The Enigma Girls by Candace Fleming

Candace Fleming puts her research skill and storytelling talent to use to write a remarkable nonfiction account of ten teenage girls who broke ciphers, kept secrets, and helped win World War II. Because everyone employed at Bletchley Park—code name Station X—signed the Official Secrets Act, their vital, top secret toil was unknown for more than thirty years. Writing The Enigma Girls and filling it with rich photographs to capture this historic time, Fleming memorializes the heroic contributions of these young women who dedicated themselves to hard work and secrecy.

Although names like Alan Turing, Alfred “Dilly” Knox, and Tommy Flowers may be more widely known, these men weren’t the only key players in crucial cipher and code breaking operations during the war. “Others with unique talents and skills—mathematicians, Egyptologists, those good at crossword puzzles, language specialists—had also been secretly recruited to work at the Park” (42). One of those, eighteen-year-old Patricia Owtram decided to join the Women’s Royal Naval Service, commonly called the Wrens. At Bletchley Park, occupied for grueling hours at a time as a message interceptor and Morse code recorder, Patricia “listened for Nazi torpedo boats and destroyers that laid sea mines and attacked British ships” (1).

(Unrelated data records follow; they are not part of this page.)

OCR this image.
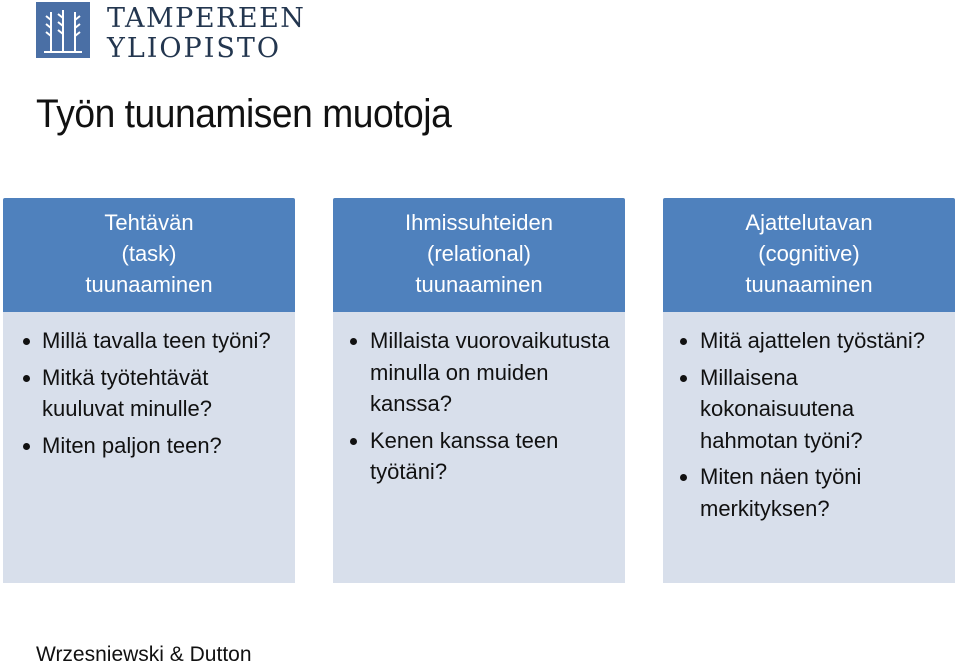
TAMPEREEN
YLIOPISTO
Työn tuunamisen muotoja
Tehtävän
(task)
tuunaaminen
Millä tavalla teen työni?
Mitkä työtehtävät kuuluvat minulle?
Miten paljon teen?
Ihmissuhteiden
(relational)
tuunaaminen
Millaista vuorovaikutusta minulla on muiden kanssa?
Kenen kanssa teen työtäni?
Ajattelutavan
(cognitive)
tuunaaminen
Mitä ajattelen työstäni?
Millaisena kokonaisuutena hahmotan työni?
Miten näen työni merkityksen?
Wrzesniewski & Dutton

Another cryptographer, seventeen-year-old Jane Hughes worked with recruits to crack codes using a Typex machine, and Mavis Lever used “chopped logic” to pit her brain against the Abwehr Enigma. Although Mavis had “pictured herself parachuting behind enemy lines to steal top secret German documents” (55) when she decided to contribute to the war effort, Mavis instead followed the advice of Greek scholar Dilly Knox and looked at things from a new perspective to translate “gibberish.”

Likewise, Sarah Norton catalogued thousands of index cards of information, scanning for key words, names, and locations. This information was cross-referenced to create an in-depth picture of the enemy’s movements.

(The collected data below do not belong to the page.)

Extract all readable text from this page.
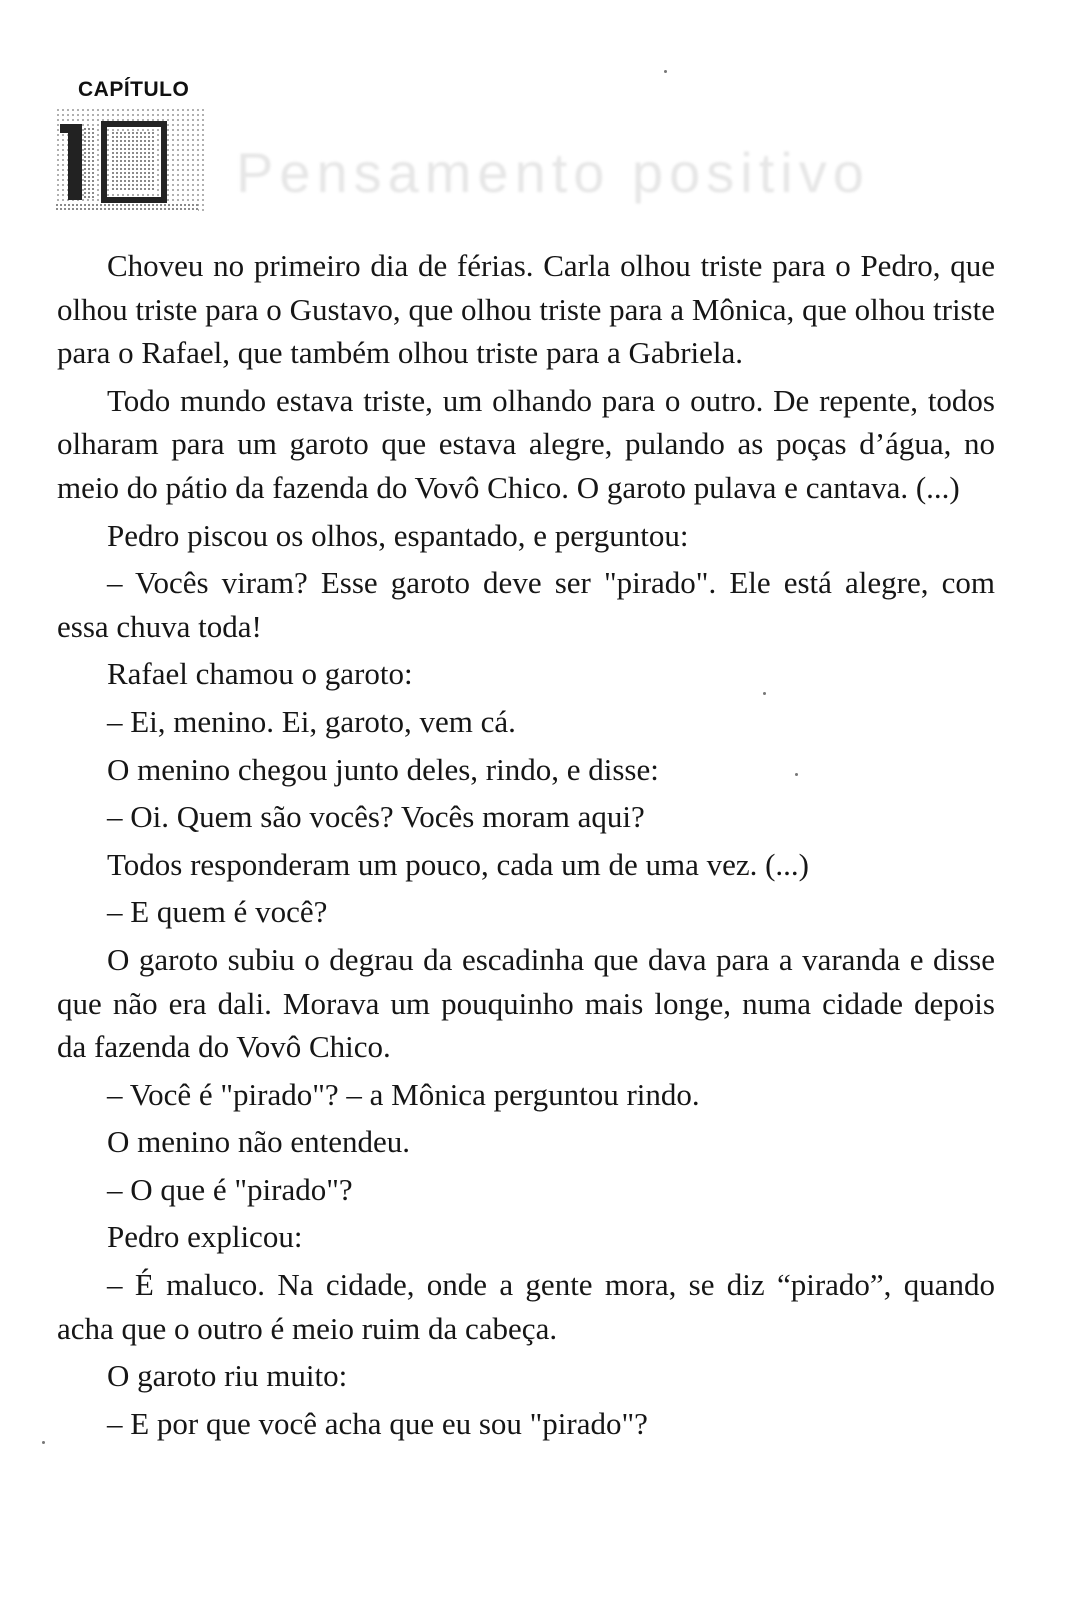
CAPÍTULO
Pensamento positivo

Choveu no primeiro dia de férias. Carla olhou triste para o Pedro, que olhou triste para o Gustavo, que olhou triste para a Mônica, que olhou triste para o Rafael, que também olhou triste para a Gabriela.

Todo mundo estava triste, um olhando para o outro. De repente, todos olharam para um garoto que estava alegre, pulando as poças d’água, no meio do pátio da fazenda do Vovô Chico. O garoto pulava e cantava. (...)

Pedro piscou os olhos, espantado, e perguntou:

– Vocês viram? Esse garoto deve ser "pirado". Ele está alegre, com essa chuva toda!

Rafael chamou o garoto:

– Ei, menino. Ei, garoto, vem cá.

O menino chegou junto deles, rindo, e disse:

– Oi. Quem são vocês? Vocês moram aqui?

Todos responderam um pouco, cada um de uma vez. (...)

– E quem é você?

O garoto subiu o degrau da escadinha que dava para a varanda e disse que não era dali. Morava um pouquinho mais longe, numa cidade depois da fazenda do Vovô Chico.

– Você é "pirado"? – a Mônica perguntou rindo.

O menino não entendeu.

– O que é "pirado"?

Pedro explicou:

– É maluco. Na cidade, onde a gente mora, se diz “pirado”, quando acha que o outro é meio ruim da cabeça.

O garoto riu muito:

– E por que você acha que eu sou "pirado"?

Because the code-breaking talents of those at Bletchley Park sent many people to their deaths, the girls wrestled with the consequences of their actions. In order to cope, they reminded themselves that “this is war and this is the way we have to play it” (120). Winston Churchill referred to the intelligence he received from their labor as “eggs” and called the workers his “geese who lay the golden eggs and never cackle” (123).

In 1942, Diana Payne joined the Wrens, hoping for action at sea with other sailors. Instead, she found herself at the Park operating a Bombe, a mechanical monstrosity that could transcribe secret codes. Despite the clattering noise, the electrical shocks, the acrid smell of warm oil, the callouses and cuts, and the other occupational hazards, Diana reminded herself that her contributions were vital to national safety.

On the other hand, eighteen-year-old Gwen Davies, who had joined the Women’s Auxiliary Air Force (WAAF) envisioned herself working on plan engines or learning to fly. Instead, she was assigned to Hut 10, Block A, where she worked at unraveling communications encrypted by a cipher book. Using their language skills, as well as their intuition, a team brainstormed to translate these messages. To Gwen, the exercise “was all rather fun, like an endless game of hangman” (180).

Another lover of “math’s order, logic and elegance” (209), Ann Williamson “lived for a dusty chalkboard full of equations and could happily spend days solving formulae” (209). She, too, would use this talent to break ciphers and crack codes. Likewise, Joanna Chorley applied her skill with early computers. She was immediately drawn to the “magic and science” of Colossus I, the world’s first electronic computer.

The final two young women in Fleming’s account are Marion Graham and Charlotte Vine-Stevens. Fresh from secretarial school, Marion typed Japanese messages that were shared with American cryptographers in Washington, DC, and Charlotte worked as an indexer before moving on to translate and paraphrase Japanese messages before they were transmitted.

With this talented group, the GIs were not fighting alone. “Every one of their maneuvers was matched—by Patricia’s keen eyes and Jane’s clicking teletype keys; by Mavis’s cipher breaking and Gwen’s word games; by Sarah’s translation skills and Ann’s complex menus; by Joanna’s devotion to Colossus and Diana’s cantankerous Bombes as they clacked their way to vital ‘stops’” (282). While much of this work was soul-sucking and monotonous, these combined efforts led to Allied successes. Whether this group was crazy for taking on their occupations or because their minds worked so differently–sometimes bordering on genius-levels, these individuals were often seen as odd or as misfits, and as a consequence, Bletchley Park came to be known as “the biggest lunatic asylum in Britain” (176).

Besides writing a long-overdue tribute to these youth sworn to secrecy and silence, Fleming periodically includes chapters that invite readers to “play along” and relive the experience of this grueling task performed under pressure with lives at stake. Labelled “Top Secret,” these chapters pose situations to solve “If You Were a Code and Cipher Cracker/Breaker.”